Ross Esmond

Code, Prose, and Mathematics.

portrait of myself, Ross Esmond
Written — Last Updated

Abstraction

Abstraction is the removal of details, possibly alongside a reformulation of a process or idea to a different model of thinking. This abstraction may even allow for more details to be provided, such that the additional specificity may be used to adjust mechanical details later. There are two counterparts to an abstraction—the higher-level and lower-level code. An abstraction answers “what” the counterparts are discussing, be it a process or object. The lower-level code then answers “how” the abstraction will be implemented. A process will contain the precise steps which must be performed to complete the process, and an object will contain the precise data which must be retained to describe the object. Finally, the higher-level code answers “why” the abstraction is being utilized. A process must be triggered by certain events, and its results must be used for some purpose. Likewise, an object must be instantiated to house some data, which must be accessed later for some reason. An abstraction asks for the intention of the higher-level code in order to inform the implementation details.

Cellphones use to have a single volume setting. You could either have a loud or quiet phone, which affected all functions. There was no way to control alarm volume separately from ringer volume. Android and iOS phones today have independent volume settings for each of these functions, improving the users agency over their phone, but this adds additional complexity for applications. Now, an alarm app needs to convey to the android OS what type of noise its making whenever is requests that the phone make said noise. The phones audio facilities, which are still an abstraction, has added details which did not exist before to inform the details of how it should produce such a sound. When an app requests a sound, it generally understands why it’s doing so—because the user set an alarm—but the OS has no way of inferring that information without being told. Conversely, the OS knows how to produce a sound, but since different phones might have wildly different speaker setups, the application would have no way of deducing how to produce a sound without the operating system’s help.

A proper abstraction requests just enough information about the intention of the higher-level code to inform the details of the implementation. A “leaky” abstraction—one which exposes lower-level details to the higher-level code—often is not requesting enough information on why the abstraction is being invoked.

Forms of abstraction

Functions, objects, and data structures may all be abstractions, though the details that they hide are different.

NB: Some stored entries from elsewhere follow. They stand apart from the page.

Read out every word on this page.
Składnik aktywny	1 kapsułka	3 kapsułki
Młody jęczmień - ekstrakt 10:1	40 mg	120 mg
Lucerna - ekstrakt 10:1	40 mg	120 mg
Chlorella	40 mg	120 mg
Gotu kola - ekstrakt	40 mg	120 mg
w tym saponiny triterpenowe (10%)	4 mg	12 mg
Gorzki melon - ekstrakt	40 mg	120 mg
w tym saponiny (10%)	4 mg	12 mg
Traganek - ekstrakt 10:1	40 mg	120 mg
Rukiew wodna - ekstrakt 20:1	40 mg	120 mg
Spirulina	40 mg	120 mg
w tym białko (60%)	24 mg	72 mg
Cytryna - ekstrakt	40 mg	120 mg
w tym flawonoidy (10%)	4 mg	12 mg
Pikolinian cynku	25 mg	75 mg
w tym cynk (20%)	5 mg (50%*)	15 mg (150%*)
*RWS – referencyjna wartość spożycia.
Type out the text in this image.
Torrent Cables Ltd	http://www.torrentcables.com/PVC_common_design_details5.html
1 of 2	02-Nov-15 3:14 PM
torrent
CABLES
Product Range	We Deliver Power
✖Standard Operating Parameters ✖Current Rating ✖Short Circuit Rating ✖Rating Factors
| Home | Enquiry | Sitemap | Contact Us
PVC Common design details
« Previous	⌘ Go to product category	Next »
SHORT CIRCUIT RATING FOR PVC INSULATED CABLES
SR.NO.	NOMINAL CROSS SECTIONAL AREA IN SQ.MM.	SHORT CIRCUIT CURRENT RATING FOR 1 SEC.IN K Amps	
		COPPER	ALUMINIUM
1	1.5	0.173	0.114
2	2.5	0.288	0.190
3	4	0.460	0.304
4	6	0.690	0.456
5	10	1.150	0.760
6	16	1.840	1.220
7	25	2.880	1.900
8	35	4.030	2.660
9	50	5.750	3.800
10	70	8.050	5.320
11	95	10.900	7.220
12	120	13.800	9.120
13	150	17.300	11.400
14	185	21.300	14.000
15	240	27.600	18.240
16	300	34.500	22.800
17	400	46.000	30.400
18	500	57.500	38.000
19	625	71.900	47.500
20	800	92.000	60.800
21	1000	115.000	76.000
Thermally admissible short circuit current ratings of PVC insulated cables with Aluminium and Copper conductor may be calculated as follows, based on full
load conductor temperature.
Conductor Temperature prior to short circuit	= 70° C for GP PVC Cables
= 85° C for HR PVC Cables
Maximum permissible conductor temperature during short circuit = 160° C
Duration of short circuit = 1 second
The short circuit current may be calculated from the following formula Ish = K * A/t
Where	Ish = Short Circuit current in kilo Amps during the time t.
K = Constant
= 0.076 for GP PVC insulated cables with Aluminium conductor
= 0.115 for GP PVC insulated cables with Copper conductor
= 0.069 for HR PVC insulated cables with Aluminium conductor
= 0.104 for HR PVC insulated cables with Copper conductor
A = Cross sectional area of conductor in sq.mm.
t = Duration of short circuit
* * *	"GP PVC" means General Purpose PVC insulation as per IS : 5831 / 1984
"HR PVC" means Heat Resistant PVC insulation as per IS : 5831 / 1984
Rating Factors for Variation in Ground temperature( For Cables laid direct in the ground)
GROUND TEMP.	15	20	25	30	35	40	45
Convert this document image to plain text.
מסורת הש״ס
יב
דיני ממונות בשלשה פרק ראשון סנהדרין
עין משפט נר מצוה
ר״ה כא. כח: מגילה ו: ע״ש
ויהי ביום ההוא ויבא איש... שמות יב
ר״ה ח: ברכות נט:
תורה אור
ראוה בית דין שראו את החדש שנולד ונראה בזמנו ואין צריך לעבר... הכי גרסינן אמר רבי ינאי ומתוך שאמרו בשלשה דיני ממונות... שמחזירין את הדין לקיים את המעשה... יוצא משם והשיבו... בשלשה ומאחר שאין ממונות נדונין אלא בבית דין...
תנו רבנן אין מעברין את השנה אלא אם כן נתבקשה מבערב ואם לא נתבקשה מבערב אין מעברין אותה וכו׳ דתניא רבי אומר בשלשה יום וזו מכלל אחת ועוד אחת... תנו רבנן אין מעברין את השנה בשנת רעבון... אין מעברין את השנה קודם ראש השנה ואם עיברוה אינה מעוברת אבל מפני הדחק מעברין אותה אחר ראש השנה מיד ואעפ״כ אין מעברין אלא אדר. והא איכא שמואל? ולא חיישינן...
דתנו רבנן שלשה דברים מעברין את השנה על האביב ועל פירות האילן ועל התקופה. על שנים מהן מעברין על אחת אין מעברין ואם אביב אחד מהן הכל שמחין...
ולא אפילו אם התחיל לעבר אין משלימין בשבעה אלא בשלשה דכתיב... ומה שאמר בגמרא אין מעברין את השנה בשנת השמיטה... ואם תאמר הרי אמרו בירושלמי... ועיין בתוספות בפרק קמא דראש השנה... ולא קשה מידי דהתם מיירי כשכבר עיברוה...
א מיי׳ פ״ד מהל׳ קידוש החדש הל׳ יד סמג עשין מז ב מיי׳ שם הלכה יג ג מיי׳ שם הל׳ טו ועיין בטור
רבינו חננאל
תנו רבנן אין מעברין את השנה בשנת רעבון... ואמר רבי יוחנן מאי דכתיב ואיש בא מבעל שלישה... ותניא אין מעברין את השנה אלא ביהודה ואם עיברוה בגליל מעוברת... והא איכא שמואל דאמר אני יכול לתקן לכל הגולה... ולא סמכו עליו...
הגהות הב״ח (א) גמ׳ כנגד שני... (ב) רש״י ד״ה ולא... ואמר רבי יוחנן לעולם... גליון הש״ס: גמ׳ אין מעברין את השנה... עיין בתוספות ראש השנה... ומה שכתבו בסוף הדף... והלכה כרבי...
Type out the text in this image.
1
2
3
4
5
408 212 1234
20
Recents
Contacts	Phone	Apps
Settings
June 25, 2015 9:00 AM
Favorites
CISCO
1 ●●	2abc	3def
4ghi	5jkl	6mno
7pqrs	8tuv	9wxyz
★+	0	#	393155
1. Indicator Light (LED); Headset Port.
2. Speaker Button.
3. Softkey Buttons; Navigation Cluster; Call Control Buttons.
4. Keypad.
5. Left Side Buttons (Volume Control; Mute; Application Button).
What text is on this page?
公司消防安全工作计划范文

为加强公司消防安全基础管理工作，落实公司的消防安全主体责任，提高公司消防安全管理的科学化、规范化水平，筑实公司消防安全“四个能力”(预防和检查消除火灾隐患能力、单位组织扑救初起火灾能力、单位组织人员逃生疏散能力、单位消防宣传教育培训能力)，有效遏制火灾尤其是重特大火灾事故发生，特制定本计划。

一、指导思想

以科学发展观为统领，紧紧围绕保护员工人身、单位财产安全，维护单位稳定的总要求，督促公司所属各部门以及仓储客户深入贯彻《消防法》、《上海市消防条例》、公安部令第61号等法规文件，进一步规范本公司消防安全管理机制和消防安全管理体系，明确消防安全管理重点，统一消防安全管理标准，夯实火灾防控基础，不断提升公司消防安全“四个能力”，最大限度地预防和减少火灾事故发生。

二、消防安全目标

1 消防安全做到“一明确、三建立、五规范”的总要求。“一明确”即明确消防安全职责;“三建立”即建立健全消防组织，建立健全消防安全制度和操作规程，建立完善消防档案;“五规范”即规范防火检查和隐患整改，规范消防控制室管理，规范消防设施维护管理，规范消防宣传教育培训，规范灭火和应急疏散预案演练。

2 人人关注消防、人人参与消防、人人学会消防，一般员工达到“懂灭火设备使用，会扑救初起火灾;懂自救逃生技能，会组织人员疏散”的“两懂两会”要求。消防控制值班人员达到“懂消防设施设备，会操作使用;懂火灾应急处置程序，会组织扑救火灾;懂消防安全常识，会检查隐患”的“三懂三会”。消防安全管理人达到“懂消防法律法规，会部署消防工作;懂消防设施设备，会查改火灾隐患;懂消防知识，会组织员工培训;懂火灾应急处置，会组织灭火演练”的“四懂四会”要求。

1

A function hides the steps taken to achieve a desired outcome or to compute a desired value. If a function is consequential (it causes a side-effect) then it hides the mechanical details of how to achieve the result. If the function is computational (it derives a value) then it hides the details of how to compute or attain that value.

An object is a collection of functions whose implementation details are hidden. In this way, it may be seen as a collection of individual function abstractions, but it has one additional ability. An object can encapsulate data which is operated upon by those functions. An object may then hide the data to which the functions read and write in order to affect, apply, and derive outcomes.

Data structures, unlike objects, expose their data and do no provide functions for themselves. Since the details of a data structure are exposed by definition, they are rarely associated with abstractions, but a data structure may still be an abstraction of anoter, more detailed data structure. If the phone number string "763-555-3503" is parsed into the simpler "7635553503", the second string is an abstraction of the first, as it removes the details of the formatting of the digits. Conversely, if the number "7635553503" is parsed into the data structure

{
  countryCode: "+1"
  areaCode: "763",
  number: "5553503"
}

the second data structure is still an abstraction of the first. In this case, the data structure has added detailed, rather than removed them, but it has hidden the details of how to attain the country code or area code from the string, abstracting that process. In a sense, a data structure abstraction is the result of applying a computation function to a prior, less abstract data structure.

Abstractions for flexibility

Abstractions serve more purposes than just simplifying the code, of couse. Abstractions may also be used to make software more flexible. In this case, the abstraction hides details so that they may be changed in one location rather than throughout the codebase.

The first company I ever worked for used custom string id’s to track patient data in a hospital system. They constructed the string using information about the record, like patient data and the time when the record was created. These id’s were guarenteed to be unique, but only inside the hospital, which created an issue when a conglomerate of hospitals requested that their records be consolidated.

The company then needed to update the id’s to include the hospital where the record originated, such that they would be globally unique, and the cost to do so supposedly numbered in the millions of dollars. This issue could have been avoided if the construction and use of the id’s was abstracted behind an Object or a Lens. If the entire codebase called into a getId function, the cost to implement the new id would have been thousands of times less.